While COVID-19 has been responsible for the deaths of millions of people around the world, and continues to sicken thousands every week, some people do not get sick with COVID-19 even when they are directly exposed to the virus that causes the illness: SARS-CoV-2. Scientists have now performed single-cell sequencing in a study in which people were intentionally infected with SARS-CoV-2, to learn more about how the immune system can successfully fight the infection, and how this response varies in different people. The work has revealed some unusual responses in which people were able to resist infection and disease. The findings, which were reported in Nature, have provided a comprehensive timeline of SARS-CoV-2 infections, and the body's responses.
In this study, 36 healthy adults who had no previous history of COVID-19 infections were exposed to SARS-CoV-2, which was administered directly to their nostrils. The researchers carefully monitored these volunteers before and after infection, checking their blood and the cells that line their noses to track the infection. This study was part of the Human Cell Atlas project, which aims to characterize every type of cell in the human body. The Human Cell Atlas project is described in the video below.
Single-cell sequencing can be used to get a snapshot of gene expression in a cell a one time. All of the messenger RNA from that cell is collected and sequenced, and the genes that are being expressed can then be identified. In this study, it was used to assess gene activity in more than 600,000 cells.
This work revealed some previously unreported immune responses to SARS-CoV-2. For example, some specialized mucosal immune cells in the blood were activated, while inflammatory white blood cells that usually surround and destroy foreign invaders were actually reduced.
People who cleared the virus right away did not have the standard systemic immune response. Instead, a specialized and subtle innate immune response was triggered, which has not been observed before.

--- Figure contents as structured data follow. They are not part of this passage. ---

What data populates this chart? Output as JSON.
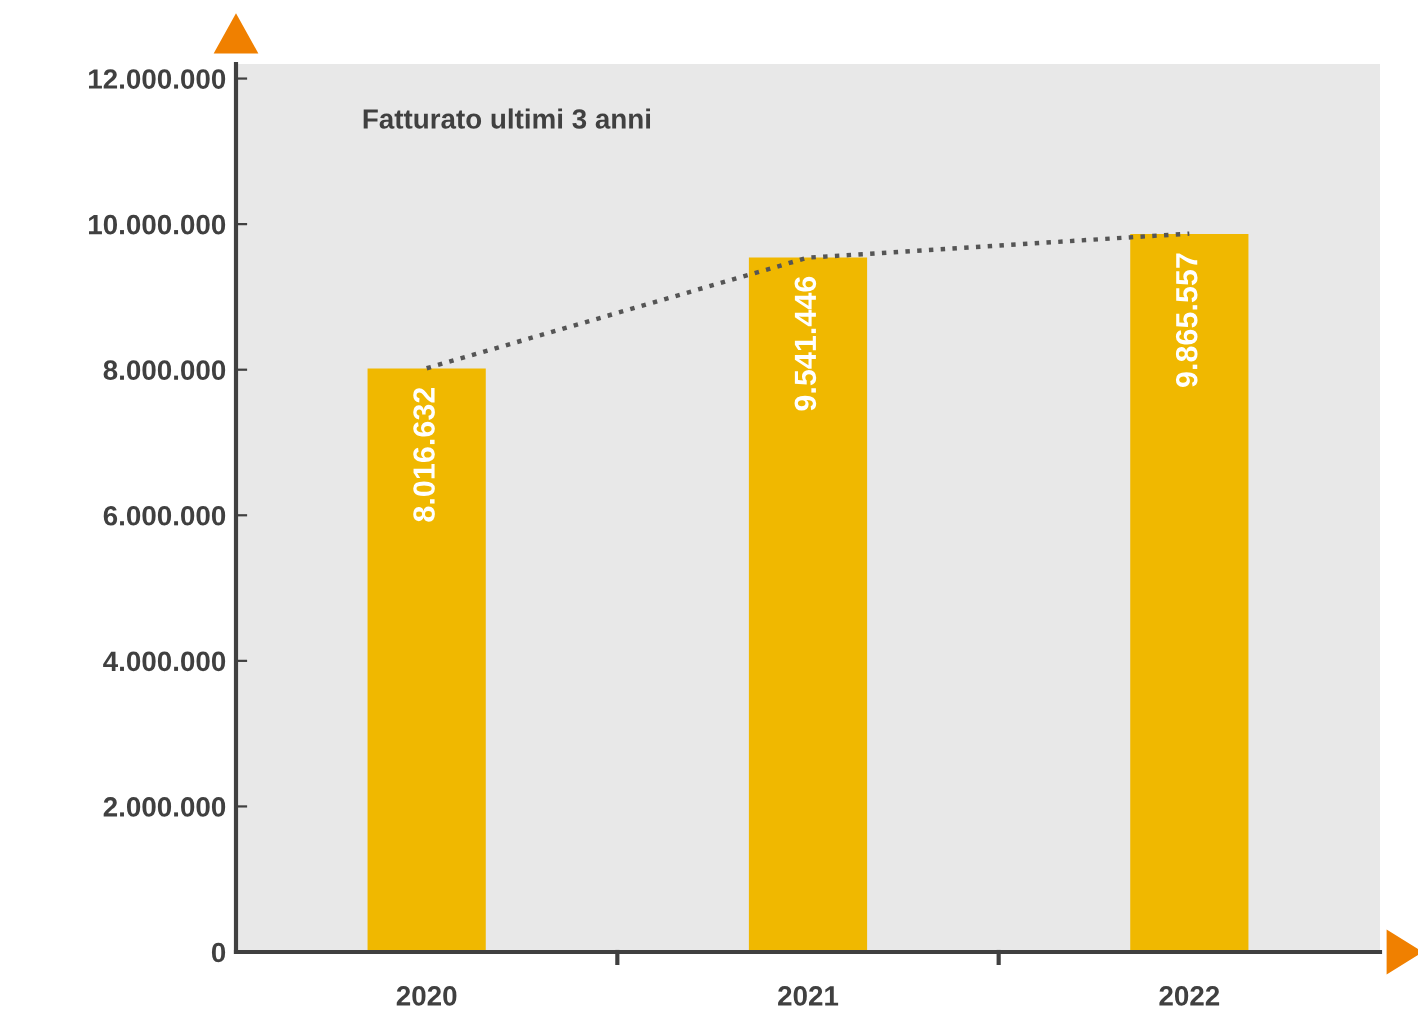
{
  "chart_data": {
    "type": "bar",
    "title": "Fatturato ultimi 3 anni",
    "categories": [
      "2020",
      "2021",
      "2022"
    ],
    "series": [
      {
        "color": "#f0b800",
        "values": [
          8016632,
          9541446,
          9865557
        ],
        "value_labels": [
          "8.016.632",
          "9.541.446",
          "9.865.557"
        ]
      },
      {
        "type": "line",
        "color": "#555555",
        "values": [
          8020000,
          9540000,
          9870000
        ],
        "line_style": "dotted",
        "marker": "none"
      }
    ],
    "ylim": [
      0,
      12200000
    ],
    "yticks": [
      0,
      {
        "value": 2000000,
        "label": "2.000.000"
      },
      {
        "value": 4000000,
        "label": "4.000.000"
      },
      {
        "value": 6000000,
        "label": "6.000.000"
      },
      {
        "value": 8000000,
        "label": "8.000.000"
      },
      {
        "value": 10000000,
        "label": "10.000.000"
      },
      {
        "value": 12000000,
        "label": "12.000.000"
      }
    ],
    "grid": false,
    "legend": false
  }
}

The study suggested that high expression of a gene called HLA-DQA2 prior to viral exposure seemed to help prevent a SARS-CoV-2 infection from getting established.
There were also six study volunteers who got COVID-19 after being exposed to the virus. They all mounted a rapid immune response in their bloodstream, but the immune response in the nose was slower and the virus was able to settle in to cause infection there.
Patterns in T cell receptor activation were also identified. These receptors attach to cells that are infected with the virus. The new mechanistic insights may help scientists develop therapeutics against COVID-19 and other diseases.
"These findings shed new light on the crucial early events that either allow the virus to take hold or rapidly clear it before symptoms develop," noted co-corresponding study author Dr. Marko Nikolić of University College London (UCL). We now have a much greater understanding of the full range of immune responses, which could provide a basis for developing potential treatments and vaccines that mimic these natural protective responses."
"As we're building the Human Cell Atlas we can better identify which of our cells are critical for fighting infections and understand why different people respond to coronavirus in varied ways," said Human Cell Atlas co-founder and co-corresponding study author Dr. Sarah Teichmann, now of the University of Cambridge. "Future studies can compare with our reference dataset to understand how a normal immune response to a new pathogen compares to a vaccine-induced immune response."